Govt must support genuine entrepreneurs while going after the rogues
Economic analyst and author
It is difficult to estimate the extent of turmoil in V.G. Siddhartha’s mind. The role of tax authorities and PE funds needs to be examined. Without commenting on his special circumstance, my view is that the Indian industry is in the throes of transition pangs. It’s shifting to totally new rules of business landscape – from access-based entrepreneurship to effort-based business success.
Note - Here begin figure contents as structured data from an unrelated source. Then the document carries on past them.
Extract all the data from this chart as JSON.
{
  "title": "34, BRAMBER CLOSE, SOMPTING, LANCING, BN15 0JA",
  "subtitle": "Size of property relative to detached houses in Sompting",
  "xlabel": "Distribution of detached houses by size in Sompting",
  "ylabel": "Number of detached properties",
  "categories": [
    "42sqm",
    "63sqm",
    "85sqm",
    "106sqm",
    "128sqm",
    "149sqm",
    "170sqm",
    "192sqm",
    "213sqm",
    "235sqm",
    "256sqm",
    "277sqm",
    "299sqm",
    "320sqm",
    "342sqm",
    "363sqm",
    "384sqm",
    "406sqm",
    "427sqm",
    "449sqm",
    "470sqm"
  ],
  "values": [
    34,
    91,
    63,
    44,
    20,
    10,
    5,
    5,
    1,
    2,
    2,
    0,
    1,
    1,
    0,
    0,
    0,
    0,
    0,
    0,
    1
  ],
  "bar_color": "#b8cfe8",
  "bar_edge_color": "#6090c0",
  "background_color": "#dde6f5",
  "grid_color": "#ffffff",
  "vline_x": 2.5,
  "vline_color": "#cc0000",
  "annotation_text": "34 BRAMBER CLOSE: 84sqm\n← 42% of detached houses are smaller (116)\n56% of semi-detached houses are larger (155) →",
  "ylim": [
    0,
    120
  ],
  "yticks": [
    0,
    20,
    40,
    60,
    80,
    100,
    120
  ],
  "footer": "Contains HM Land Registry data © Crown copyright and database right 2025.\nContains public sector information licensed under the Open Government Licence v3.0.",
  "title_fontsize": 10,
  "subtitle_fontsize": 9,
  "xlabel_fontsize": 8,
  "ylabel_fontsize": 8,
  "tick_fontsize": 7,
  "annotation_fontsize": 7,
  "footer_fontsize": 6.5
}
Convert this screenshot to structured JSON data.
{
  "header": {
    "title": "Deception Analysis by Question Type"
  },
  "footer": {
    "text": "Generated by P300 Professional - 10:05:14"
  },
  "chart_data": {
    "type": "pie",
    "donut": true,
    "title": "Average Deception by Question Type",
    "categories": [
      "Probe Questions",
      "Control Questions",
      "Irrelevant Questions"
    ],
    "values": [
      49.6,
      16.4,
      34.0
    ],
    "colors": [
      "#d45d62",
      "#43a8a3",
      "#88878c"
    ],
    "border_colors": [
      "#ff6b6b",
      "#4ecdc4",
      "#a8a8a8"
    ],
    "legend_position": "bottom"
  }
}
Compliance laws for directors are stringent. GST has forced tax transparency on organisations that used to keep two sets of accounting books. Ownership of firms through multiple shell companies is under attack. A fundamental cleansing of India’s industrial ecosystem is also taking place. However, the changing governance system is not enabling entrepreneurship to succeed. The gap in the promise of ease of doing business has run into the mess of rent-seeking ecosystem of compliance authorities, which still sees everyone as a crook.
At a policy level, the government wants to make life easier, but the levers of implementation are still rooted in a past where nobody is above suspicion. When a tax officer begins with the assumption that every individual or institution is indulging in fraud, the result will always be unpleasant. And, this leads to overreach in tax penalisation. But several instances of GST fraud have indeed been exposed.
To manage the transition, the government must support the good while going after the rogues. This is the toughest part of transition. The govt must swiftly rein in over-aggressive tax officials. Tax officers must sharpen their sense of distinguishing between bonafide and malafide intentions.
Assessment & appeal process should be non-adversarial and less-time consuming for taxpayers
Managing Partner and International tax lead of Ashok Maheshwary & Associates
The tax department has been much more aggressive in the last few years. It has followed up with a number of taxpayers for not paying advance tax on time, although the law allows them to pay while filing return albeit with interest.
Tax demands have been enforced with notices for freezing of bank accounts in cases where the mandatory deposit for filing appeals has not been submitted. We have also seen an increase in the number of summons, information requests, Section 148 notices issued to taxpayers due to deployment of data analytics and exchange of information.
The number of prosecutions launched have also increased in the recent years. In fact, with the revised compounding guidelines, compounding will become very difficult.
As per the Economic Survey, tax disputes have risen considerably. The CBDT’s recent announcement on withdrawing appeals below a certain threshold will help reduce tax litigation since the tax department is the biggest litigator.
With the rechristened benami law and the Black Money (Undisclosed Foreign Income and Assets) and Imposition of Tax Act, tax officers are expected to become even more aggressive in tackling tax evaders/defaulters.
Therefore, it is imperative that taxpayers take tax compliance with all seriousness. For the government, it is important that tax officers are made accountable for their actions. The entire assessment and appeal process should be non-adversarial and less-time consuming for taxpayers.